As one of the most sensitive areas to climate change, drylands cover similar to 40% of the Earth's terrestrial land surface and host more than 38% of the global population. Meanwhile, their response to climate change and variability carries large uncertainties as induced by background climate, topography, and land cover composition; but there is a lack of intercomparison of different dryland ecosystems. In this study, we compare the changing climate and corresponding responses of major natural vegetation cover types in Xinjiang and Arizona, two typical drylands with similar landscapes in Asia and North America.

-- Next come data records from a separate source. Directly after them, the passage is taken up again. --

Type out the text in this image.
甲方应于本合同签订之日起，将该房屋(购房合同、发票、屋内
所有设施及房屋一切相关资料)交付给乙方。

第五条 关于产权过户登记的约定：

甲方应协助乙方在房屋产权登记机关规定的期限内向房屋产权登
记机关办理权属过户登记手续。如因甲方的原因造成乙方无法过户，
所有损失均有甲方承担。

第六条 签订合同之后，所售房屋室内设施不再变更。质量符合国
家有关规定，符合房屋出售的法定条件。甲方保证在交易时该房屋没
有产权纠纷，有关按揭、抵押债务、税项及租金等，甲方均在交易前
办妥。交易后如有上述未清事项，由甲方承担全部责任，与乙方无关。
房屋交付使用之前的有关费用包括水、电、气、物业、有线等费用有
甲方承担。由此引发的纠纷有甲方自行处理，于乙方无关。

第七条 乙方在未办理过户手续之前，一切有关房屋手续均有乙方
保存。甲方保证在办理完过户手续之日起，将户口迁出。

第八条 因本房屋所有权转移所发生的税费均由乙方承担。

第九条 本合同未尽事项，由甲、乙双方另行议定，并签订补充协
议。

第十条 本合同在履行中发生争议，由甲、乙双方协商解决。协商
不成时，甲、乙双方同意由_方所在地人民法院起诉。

Long-term (2002-2019) quasi-8-day datasets of daily precipitation, daily mean temperature, and Normalized Difference Vegetation Index (NDVI) were constructed based on station observations and remote sensing products. We found that much of Xinjiang experienced warming and wetting trends (although not co-located) over the past 18 years. In contrast, Arizona was dominated by warming with insignificant wetting or drying trends. Significant greening trends were observed in most parts of both study areas, while the increasing rate of NDVI anomalies was relatively higher in Xinjiang, jointly contributed by its colder and drier conditions. Significant degradation of vegetation growth (especially for shrubland) was observed over 18.8% of Arizona due to warming. Our results suggest that responses of similar natural vegetation types under changing climate can be diversified, as controlled by temperature and moisture in areas with different aridity.